La notizia dell’approvazione del progetto esecutivo da parte di Anas è senza dubbio positiva. Segna finalmente un altro passaggio per poter mettere in gara l’opera e far partire i cantieri. Su quest’opera ci sono due punti fondamentali: l’economia e la sicurezza.
La nostra Chiaramonte, così come l’intera provincia di Ragusa (una delle più produttive dell’Isola), ha disperato bisogno di un collegamento veloce e funzionale con Catania che è un polo infrastrutturale fondamentale. Chi lavora, chi studia, chi ha un’impresa deve poter arrivare a Catania in tempi congrui: avere una superstrada, senza pedaggio, vuol dire avere un’arma in più per l’economia, per il turismo, per la mobilità.
La sicurezza è un altro punto nodale.
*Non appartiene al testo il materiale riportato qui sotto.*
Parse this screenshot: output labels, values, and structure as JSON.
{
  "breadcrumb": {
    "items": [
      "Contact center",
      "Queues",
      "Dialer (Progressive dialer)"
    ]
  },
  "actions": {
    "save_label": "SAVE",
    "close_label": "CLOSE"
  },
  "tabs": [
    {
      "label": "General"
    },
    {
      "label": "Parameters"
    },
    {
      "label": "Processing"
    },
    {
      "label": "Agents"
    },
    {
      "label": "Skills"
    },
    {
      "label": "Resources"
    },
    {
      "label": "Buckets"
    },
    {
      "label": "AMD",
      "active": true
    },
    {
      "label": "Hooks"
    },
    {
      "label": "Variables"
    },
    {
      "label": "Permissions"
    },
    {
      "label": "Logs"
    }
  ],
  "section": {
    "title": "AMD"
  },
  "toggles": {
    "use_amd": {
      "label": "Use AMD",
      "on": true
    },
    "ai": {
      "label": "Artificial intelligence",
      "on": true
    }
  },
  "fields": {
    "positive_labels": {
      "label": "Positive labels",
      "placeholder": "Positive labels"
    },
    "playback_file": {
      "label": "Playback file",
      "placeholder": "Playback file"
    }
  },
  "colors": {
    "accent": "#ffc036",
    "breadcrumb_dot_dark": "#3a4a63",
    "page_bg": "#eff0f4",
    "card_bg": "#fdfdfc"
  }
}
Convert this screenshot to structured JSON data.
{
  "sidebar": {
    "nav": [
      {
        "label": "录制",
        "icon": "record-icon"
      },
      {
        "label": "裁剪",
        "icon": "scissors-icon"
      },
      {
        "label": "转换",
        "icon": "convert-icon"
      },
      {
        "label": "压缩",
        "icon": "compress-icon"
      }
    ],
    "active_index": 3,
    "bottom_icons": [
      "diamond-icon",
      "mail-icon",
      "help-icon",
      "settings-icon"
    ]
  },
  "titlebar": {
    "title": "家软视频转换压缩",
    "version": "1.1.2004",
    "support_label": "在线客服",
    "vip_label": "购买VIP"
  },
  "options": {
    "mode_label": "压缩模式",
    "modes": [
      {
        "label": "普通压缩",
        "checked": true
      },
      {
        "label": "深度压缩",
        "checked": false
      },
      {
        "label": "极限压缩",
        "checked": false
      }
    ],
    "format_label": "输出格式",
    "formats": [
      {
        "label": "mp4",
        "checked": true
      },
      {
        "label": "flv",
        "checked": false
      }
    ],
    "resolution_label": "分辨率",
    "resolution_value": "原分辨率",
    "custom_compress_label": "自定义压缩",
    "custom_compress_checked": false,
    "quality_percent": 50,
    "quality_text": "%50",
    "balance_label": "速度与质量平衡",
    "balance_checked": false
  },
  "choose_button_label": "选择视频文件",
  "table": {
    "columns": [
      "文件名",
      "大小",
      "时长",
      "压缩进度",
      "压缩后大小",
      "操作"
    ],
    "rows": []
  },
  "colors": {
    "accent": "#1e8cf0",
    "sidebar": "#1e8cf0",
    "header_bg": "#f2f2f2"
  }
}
Sino a pochi giorni fa abbiamo pianto, all’altezza di Coffa, le ennesime vittime di una strada che è un cimitero a cielo aperto. Centinaia sono stati
gli incidenti mortali e non possiamo più versare lacrime per un parente, un amico o un conoscente che non c’è più a causa di un’arteria insidiosa e poco sicura. A tutte le famiglie
che hanno perso un proprio caro dobbiamo dedicare i nostri sforzi e la nostra pressione istituzionale affinché si faccia presto, affinché non ci si perda nei tentacoli della burocrazia.
Dobbiamo compiere, come territorio, un salto di qualità che deve passare dalla Ragusa-Catania, dal potenziamento dell’aeroporto di Comiso e anche dal miglioramento del servizio ferroviario mettendo in collegamento, anche sulla strada ferrata, la provincia iblea con quella etnea.